4. Communicate the policy
If you have a policy, or put one in place, check that employees, suppliers, service users and customers know about it. Check that your policy is clearly reflected in staff handbooks, employee contracts or service level agreements.
Put in place appropriate induction and training programmes so that people are aware of and understand your policy.
6. Give assurances
Make sure your business has effective whistleblowing procedures to safeguard anyone who wishes to report concerns about the Bribery Act.

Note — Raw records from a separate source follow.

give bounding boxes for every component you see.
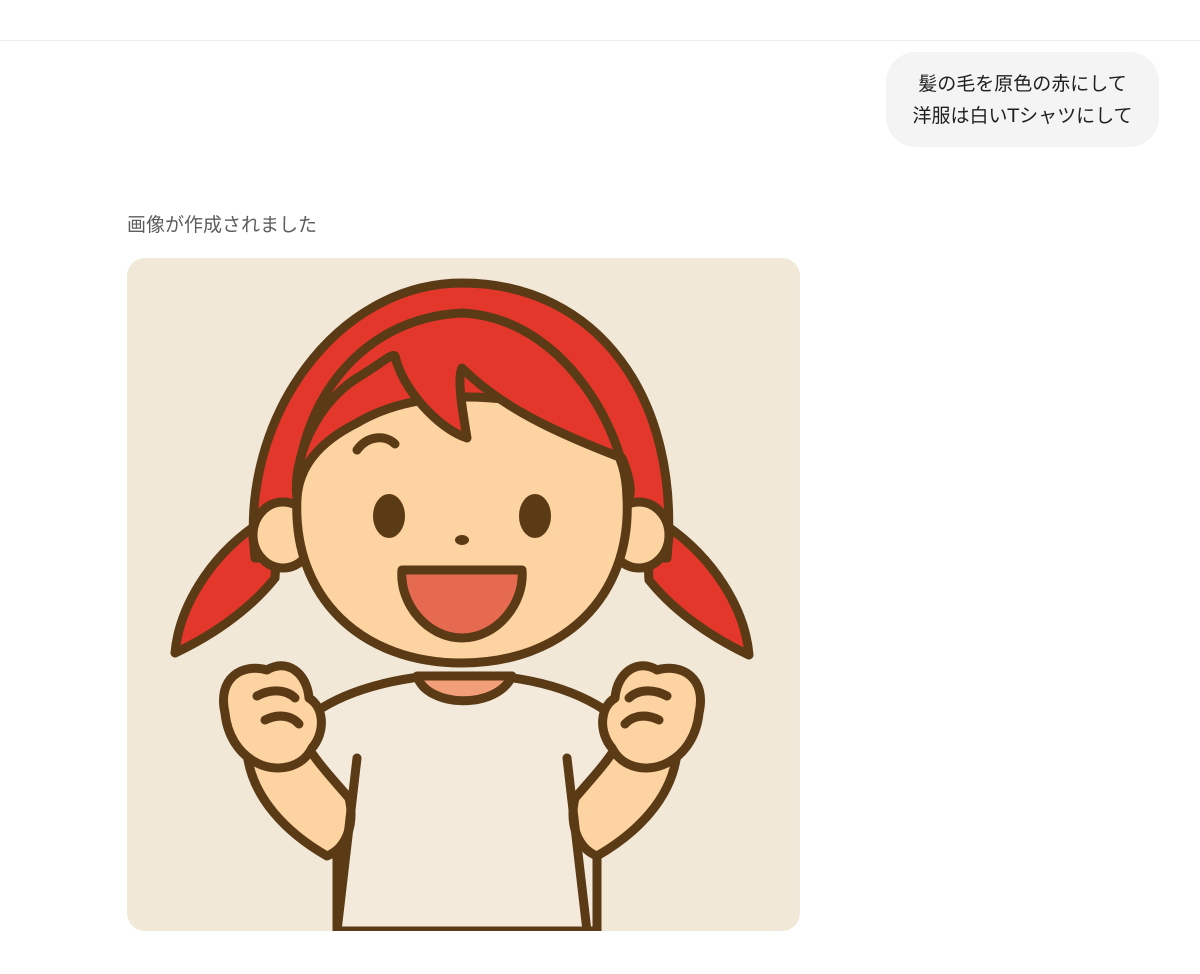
girl-illustration [170, 278, 754, 931]
user-message-line-1: 髪の毛を原色の赤にして [918, 72, 1127, 95]
user-message-bubble: 髪の毛を原色の赤にして 洋服は白いTシャツにして [886, 52, 1159, 147]
top-divider [0, 40, 1200, 41]
right-eye [519, 494, 551, 538]
collar [412, 671, 517, 706]
nose [455, 535, 469, 545]
user-message-line-2: 洋服は白いTシャツにして [912, 104, 1133, 127]
left-eye [373, 494, 405, 538]
image-created-status: 画像が作成されました [127, 214, 318, 236]
generated-image[interactable] [127, 258, 800, 931]
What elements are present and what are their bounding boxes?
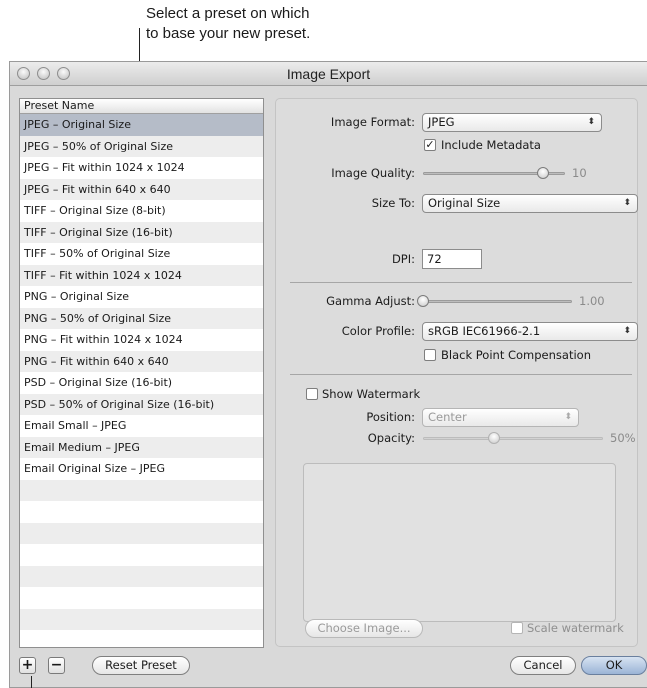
preset-row[interactable]: Email Medium – JPEG — [20, 436, 263, 458]
color-profile-value: sRGB IEC61966-2.1 — [428, 324, 541, 338]
image-quality-label: Image Quality: — [331, 166, 415, 180]
preset-row[interactable] — [20, 501, 263, 523]
window-title: Image Export — [286, 66, 371, 82]
preset-row[interactable]: Email Small – JPEG — [20, 415, 263, 437]
preset-row[interactable]: PNG – Fit within 640 x 640 — [20, 350, 263, 372]
remove-preset-button[interactable]: − — [48, 657, 65, 674]
divider — [290, 282, 632, 283]
preset-rows: JPEG – Original Size JPEG – 50% of Origin… — [20, 114, 263, 630]
preset-row[interactable]: JPEG – Original Size — [20, 114, 263, 136]
preset-row[interactable] — [20, 565, 263, 587]
preset-row[interactable]: Email Original Size – JPEG — [20, 458, 263, 480]
popup-arrows-icon: ⬍ — [623, 326, 631, 336]
opacity-value: 50% — [610, 431, 636, 445]
color-profile-popup[interactable]: sRGB IEC61966-2.1 ⬍ — [422, 322, 638, 341]
choose-image-button[interactable]: Choose Image... — [305, 619, 423, 638]
gamma-adjust-label: Gamma Adjust: — [326, 294, 415, 308]
preset-row[interactable]: PNG – Original Size — [20, 286, 263, 308]
scale-watermark-checkbox[interactable] — [511, 622, 523, 634]
divider — [290, 374, 632, 375]
black-point-compensation-checkbox[interactable] — [424, 349, 436, 361]
position-label: Position: — [366, 410, 415, 424]
preset-name-column-header[interactable]: Preset Name — [20, 99, 263, 114]
cancel-button[interactable]: Cancel — [510, 656, 576, 675]
opacity-slider-thumb[interactable] — [488, 432, 500, 444]
size-to-value: Original Size — [428, 196, 501, 210]
callout-leader-line-bottom — [31, 676, 32, 688]
preset-row[interactable] — [20, 608, 263, 630]
show-watermark-checkbox[interactable] — [306, 388, 318, 400]
image-format-label: Image Format: — [330, 115, 415, 129]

7. Be careful about Corporate Hospitality
Be careful about corporate hospitality. Offering a client reasonable and proportionate corporate hospitality will not constitute an offence. However, an expensive dinner given to a valued client the night before a decision is taken as to whether to extend or grant a contract could be seen as giving a bribe. Consider keeping a record of any lavish hospitality and of gifts given or received.
8. Third parties
Ensure that you are protected in your dealings with third parties. Find out more about the person with whom you are planning on doing business. Are they a risk? Make sure that you can get out of any contract with a third party if they look like they are involved in corruption. Revisit existing contracts and ensure new contracts make compliance with the Bribery Act mandatory.
9. Foreign government officials
Remember that you need to take extra care when dealing with foreign government officials. Remember also that foreign government officials are not just ministers, policemen and planning officers. They will also include doctors in state run hospitals and those responsible for sovereign wealth.
10. If in doubt…
If you are unsure whether or not you are committing an offence always check with your employer or talk to a legal expert.